Вы будете, друзья, и пить и забавляться,
И спорить и смеяться…
[632] Как спорили и над чем хохотали гости и Американец («щастливые смертные» [633] ), мы, увы, не знаем. Тут приходится сожалеть, что не оказалось среди именитых толстовских гостей И. П. Липранди: уж он бы описал эти карнавалы во всех мельчайших подробностях. Однако Иван Петрович, некогда поверивший слухам о кончине графа Фёдора, поневоле стал забывать старого боевого товарища. «В 1822 году, будучи довольно долго в Москве, — сокрушался впоследствии И. П. Липранди, — <я> не вздумал и спросить о нём от многих сослуживцев москвичей» [634] .
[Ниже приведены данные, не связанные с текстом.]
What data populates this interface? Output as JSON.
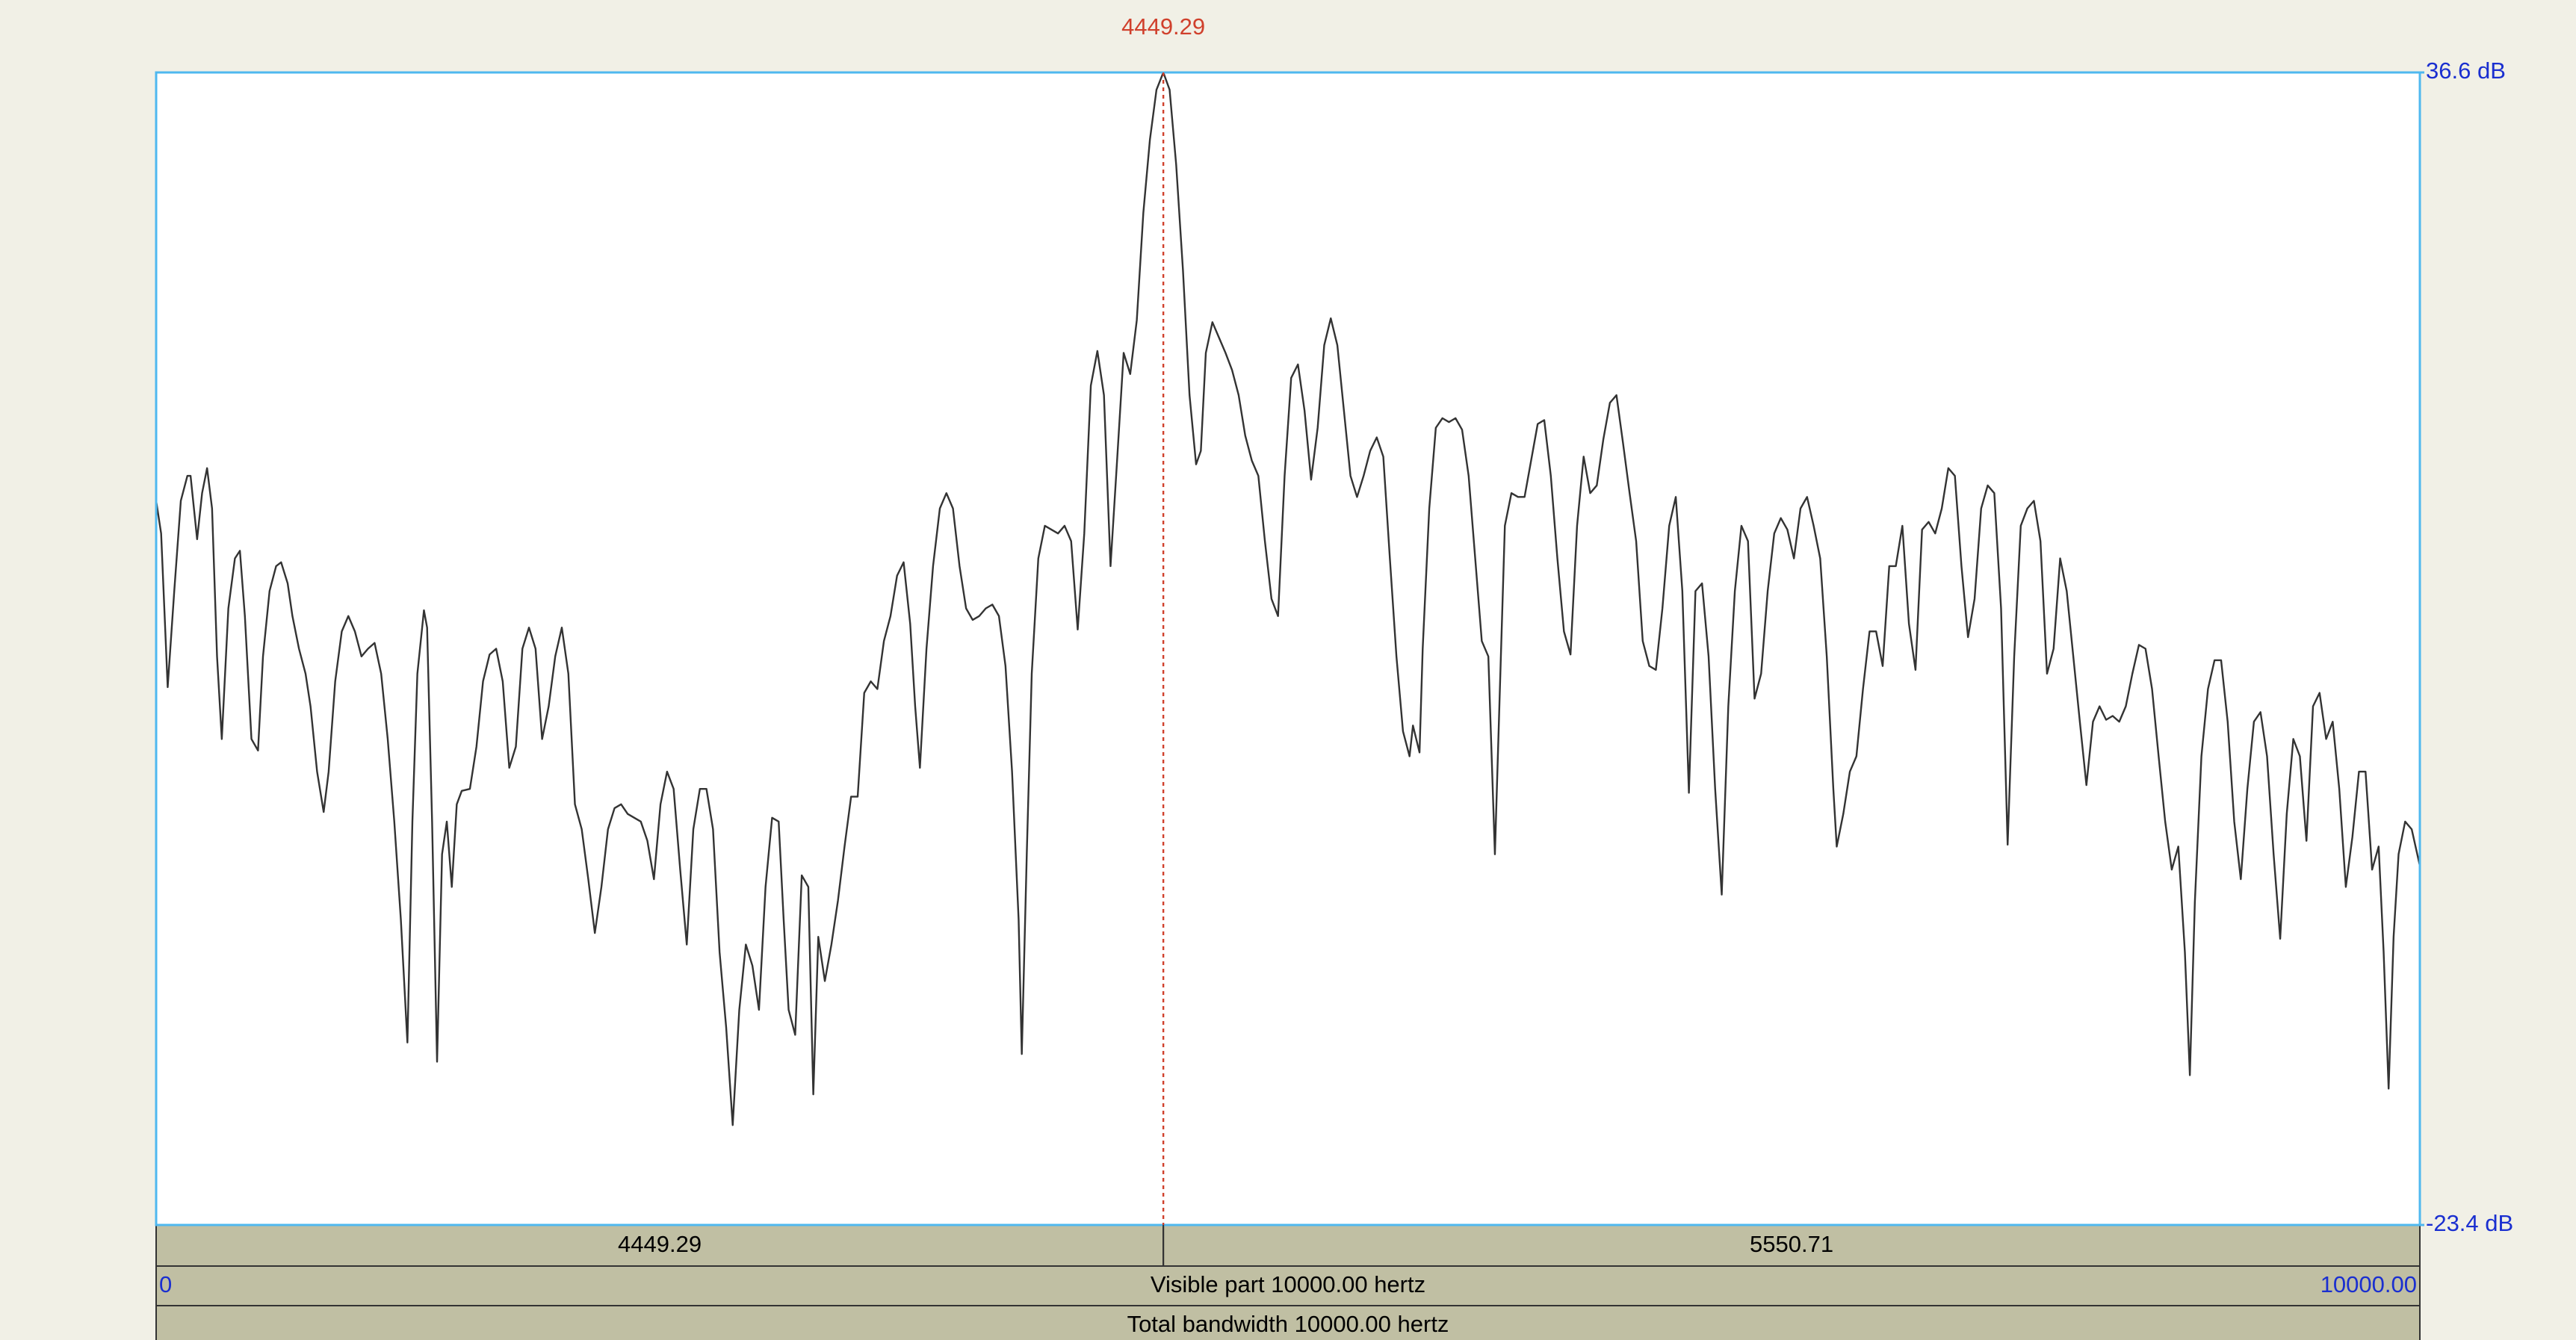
{
  "chart_data": {
    "type": "line",
    "color": "#333333",
    "cursor_color": "#d0402c",
    "axis_label_color": "#1a2fd0",
    "xlim": [
      0,
      10000
    ],
    "ylim": [
      -23.4,
      36.6
    ],
    "yticks": [
      {
        "value": 36.6,
        "label": "36.6 dB"
      },
      {
        "value": -23.4,
        "label": "-23.4 dB"
      }
    ],
    "xticks": [
      0,
      {
        "value": 10000,
        "label": "10000.00"
      }
    ],
    "cursor": 4449.29,
    "bottom_segments": [
      4449.29,
      5550.71
    ],
    "visible_part_label": "Visible part 10000.00 hertz",
    "total_bandwidth_label": "Total bandwidth 10000.00 hertz",
    "x": [
      0,
      22,
      51,
      80,
      109,
      138,
      152,
      181,
      203,
      225,
      247,
      269,
      290,
      319,
      348,
      370,
      392,
      421,
      450,
      472,
      501,
      530,
      552,
      581,
      602,
      631,
      660,
      682,
      711,
      740,
      762,
      791,
      820,
      849,
      878,
      907,
      936,
      965,
      994,
      1023,
      1052,
      1081,
      1110,
      1132,
      1154,
      1183,
      1197,
      1219,
      1241,
      1263,
      1284,
      1306,
      1328,
      1350,
      1386,
      1415,
      1444,
      1473,
      1502,
      1531,
      1560,
      1589,
      1618,
      1647,
      1676,
      1705,
      1734,
      1763,
      1792,
      1821,
      1850,
      1880,
      1909,
      1938,
      1967,
      1996,
      2025,
      2054,
      2083,
      2112,
      2141,
      2170,
      2199,
      2228,
      2257,
      2286,
      2315,
      2344,
      2373,
      2402,
      2431,
      2460,
      2489,
      2518,
      2547,
      2576,
      2605,
      2634,
      2663,
      2692,
      2721,
      2750,
      2772,
      2794,
      2823,
      2852,
      2881,
      2903,
      2925,
      2954,
      2983,
      3012,
      3041,
      3070,
      3099,
      3128,
      3157,
      3186,
      3215,
      3244,
      3273,
      3302,
      3331,
      3353,
      3374,
      3403,
      3432,
      3462,
      3491,
      3520,
      3549,
      3578,
      3607,
      3636,
      3665,
      3694,
      3723,
      3752,
      3781,
      3810,
      3824,
      3846,
      3868,
      3897,
      3926,
      3955,
      3984,
      4013,
      4042,
      4071,
      4100,
      4129,
      4158,
      4187,
      4216,
      4245,
      4274,
      4303,
      4332,
      4361,
      4390,
      4419,
      4449.29,
      4477,
      4506,
      4536,
      4565,
      4594,
      4615,
      4637,
      4666,
      4695,
      4724,
      4753,
      4782,
      4811,
      4840,
      4869,
      4898,
      4927,
      4956,
      4985,
      5014,
      5044,
      5073,
      5102,
      5131,
      5160,
      5189,
      5218,
      5247,
      5276,
      5305,
      5334,
      5363,
      5392,
      5421,
      5450,
      5479,
      5508,
      5537,
      5552,
      5581,
      5595,
      5624,
      5653,
      5682,
      5711,
      5740,
      5769,
      5798,
      5827,
      5856,
      5885,
      5914,
      5936,
      5958,
      5987,
      6016,
      6045,
      6074,
      6103,
      6132,
      6161,
      6190,
      6219,
      6248,
      6277,
      6306,
      6335,
      6364,
      6393,
      6422,
      6451,
      6480,
      6509,
      6538,
      6567,
      6596,
      6625,
      6654,
      6684,
      6713,
      6742,
      6771,
      6800,
      6829,
      6858,
      6887,
      6916,
      6945,
      6974,
      7003,
      7032,
      7061,
      7090,
      7119,
      7148,
      7177,
      7206,
      7235,
      7264,
      7293,
      7322,
      7351,
      7380,
      7409,
      7424,
      7453,
      7482,
      7511,
      7540,
      7569,
      7598,
      7627,
      7656,
      7685,
      7714,
      7743,
      7772,
      7801,
      7830,
      7859,
      7888,
      7917,
      7946,
      7975,
      8004,
      8033,
      8062,
      8091,
      8120,
      8150,
      8179,
      8208,
      8237,
      8266,
      8295,
      8324,
      8353,
      8382,
      8411,
      8440,
      8469,
      8498,
      8527,
      8556,
      8585,
      8614,
      8643,
      8672,
      8701,
      8730,
      8759,
      8788,
      8817,
      8846,
      8875,
      8904,
      8933,
      8962,
      8984,
      9006,
      9035,
      9064,
      9093,
      9122,
      9151,
      9180,
      9209,
      9238,
      9267,
      9296,
      9325,
      9354,
      9383,
      9412,
      9441,
      9470,
      9499,
      9528,
      9557,
      9586,
      9615,
      9644,
      9673,
      9702,
      9731,
      9760,
      9789,
      9818,
      9840,
      9862,
      9884,
      9906,
      9935,
      9964,
      10000
    ],
    "values": [
      14.3,
      12.6,
      4.6,
      9.6,
      14.3,
      15.6,
      15.6,
      12.3,
      14.7,
      16.0,
      13.9,
      6.2,
      1.9,
      8.7,
      11.3,
      11.7,
      8.3,
      1.9,
      1.3,
      6.2,
      9.6,
      10.9,
      11.1,
      10.0,
      8.3,
      6.6,
      5.3,
      3.6,
      0.2,
      -1.9,
      0.2,
      4.9,
      7.5,
      8.3,
      7.5,
      6.2,
      6.6,
      6.9,
      5.3,
      1.9,
      -2.4,
      -7.5,
      -13.9,
      -2.4,
      5.3,
      8.6,
      7.7,
      -2.4,
      -14.9,
      -4.1,
      -2.4,
      -5.8,
      -1.5,
      -0.8,
      -0.7,
      1.5,
      4.9,
      6.3,
      6.6,
      4.9,
      0.4,
      1.5,
      6.6,
      7.7,
      6.6,
      1.9,
      3.6,
      6.2,
      7.7,
      5.3,
      -1.5,
      -2.8,
      -5.4,
      -8.2,
      -5.8,
      -2.8,
      -1.7,
      -1.5,
      -2.0,
      -2.2,
      -2.4,
      -3.4,
      -5.4,
      -1.5,
      0.2,
      -0.7,
      -4.9,
      -8.8,
      -2.8,
      -0.7,
      -0.7,
      -2.8,
      -9.2,
      -13.1,
      -18.2,
      -12.2,
      -8.8,
      -9.9,
      -12.2,
      -5.8,
      -2.2,
      -2.4,
      -7.5,
      -12.2,
      -13.5,
      -5.2,
      -5.8,
      -16.6,
      -8.4,
      -10.7,
      -8.8,
      -6.5,
      -3.7,
      -1.1,
      -1.1,
      4.3,
      4.9,
      4.5,
      7.0,
      8.3,
      10.4,
      11.1,
      7.9,
      3.6,
      0.4,
      6.6,
      10.9,
      13.9,
      14.7,
      13.9,
      10.9,
      8.7,
      8.1,
      8.3,
      8.7,
      8.9,
      8.3,
      5.7,
      0.2,
      -7.5,
      -14.5,
      -4.1,
      5.3,
      11.3,
      13.0,
      12.8,
      12.6,
      13.0,
      12.2,
      7.6,
      12.6,
      20.3,
      22.1,
      19.8,
      10.9,
      16.4,
      22.0,
      20.9,
      23.7,
      29.3,
      33.1,
      35.7,
      36.6,
      35.7,
      31.8,
      26.3,
      19.8,
      16.2,
      16.9,
      22.0,
      23.6,
      22.8,
      22.0,
      21.1,
      19.8,
      17.7,
      16.4,
      15.6,
      12.2,
      9.2,
      8.3,
      15.6,
      20.7,
      21.4,
      19.0,
      15.4,
      18.1,
      22.4,
      23.8,
      22.4,
      19.0,
      15.6,
      14.5,
      15.6,
      16.9,
      17.6,
      16.6,
      11.3,
      6.2,
      2.3,
      1.0,
      2.6,
      1.2,
      6.6,
      13.9,
      18.1,
      18.6,
      18.4,
      18.6,
      18.0,
      15.6,
      11.3,
      7.0,
      6.2,
      -4.1,
      4.5,
      13.0,
      14.7,
      14.5,
      14.5,
      16.4,
      18.3,
      18.5,
      15.6,
      11.3,
      7.5,
      6.3,
      13.0,
      16.6,
      14.7,
      15.1,
      17.5,
      19.4,
      19.8,
      17.3,
      14.7,
      12.2,
      7.0,
      5.7,
      5.5,
      8.7,
      13.0,
      14.5,
      9.6,
      -0.9,
      9.6,
      10.0,
      6.2,
      -0.7,
      -6.2,
      3.6,
      9.6,
      13.0,
      12.2,
      4.0,
      5.3,
      9.6,
      12.6,
      13.4,
      12.8,
      11.3,
      13.9,
      14.5,
      13.0,
      11.3,
      6.2,
      -0.7,
      -3.7,
      -2.0,
      0.2,
      1.0,
      4.5,
      7.5,
      7.5,
      5.7,
      10.9,
      10.9,
      13.0,
      7.9,
      5.5,
      12.8,
      13.2,
      12.6,
      13.9,
      16.0,
      15.6,
      10.9,
      7.2,
      9.2,
      13.9,
      15.1,
      14.7,
      8.7,
      -3.6,
      6.2,
      13.0,
      13.9,
      14.3,
      12.2,
      5.3,
      6.6,
      11.3,
      9.6,
      6.2,
      2.8,
      -0.5,
      2.8,
      3.6,
      2.9,
      3.1,
      2.8,
      3.6,
      5.3,
      6.8,
      6.6,
      4.5,
      1.0,
      -2.4,
      -4.9,
      -3.7,
      -9.2,
      -15.6,
      -6.6,
      1.0,
      4.5,
      6.0,
      6.0,
      2.8,
      -2.4,
      -5.4,
      -0.7,
      2.8,
      3.3,
      1.0,
      -4.1,
      -8.5,
      -2.0,
      1.9,
      1.0,
      -3.4,
      3.6,
      4.3,
      1.9,
      2.8,
      -0.7,
      -5.8,
      -3.2,
      0.2,
      0.2,
      -4.9,
      -3.7,
      -9.2,
      -16.3,
      -8.4,
      -4.1,
      -2.4,
      -2.8,
      -4.7
    ]
  }
}
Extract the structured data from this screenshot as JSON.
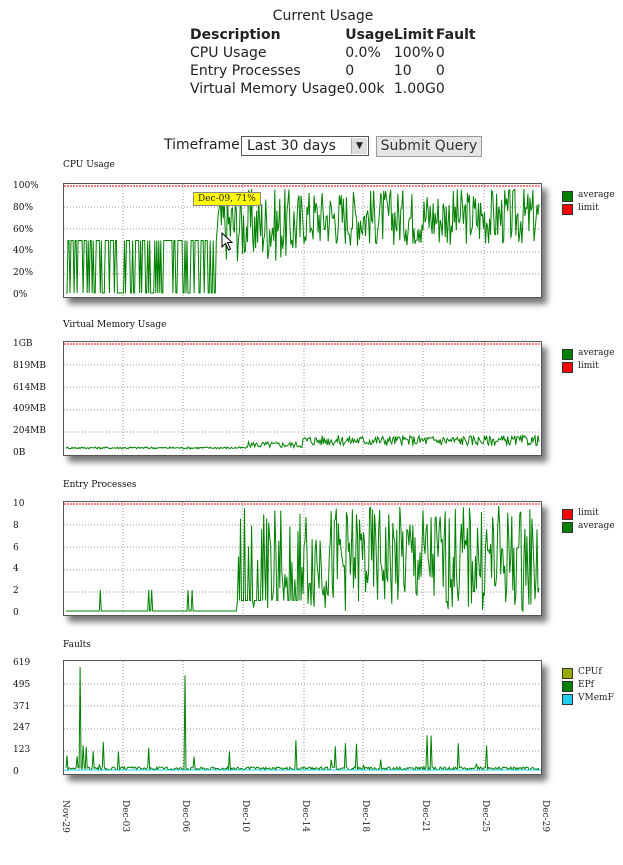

За глубокомысленными дискуссиями, шутками, рассказами, стихами и песнями действующие лица, исправно возглашавшие тосты и сдвигавшие полные стаканы («стакан, да неполной» наш герой фактически приравнивал к оскорблению [635] ), постепенно хмелели. Или напивались, по образному выражению П. А. Вяземского, «до сердца» [636] .
А между тем в залу доставлялись с кухни новые образчики кулинарного эпоса, звучали следующие замысловатые здравицы, дырявили потолок очередные пробки…
И на умы и взоры пирующих ложилась тьма, неумолимо сгущавшаяся.
Затем начинались молодецкие выходки и откровенные безобразия, порождения (снова цитируем Ф. И. Толстого) «патриархального духа Русского человека», который имеет, как и прочие «предметы нравственного и физического мира, свою красивую и дурную сторону» [637] . (Об этом древнем духе «Устав столовой», разумеется, умалчивает.)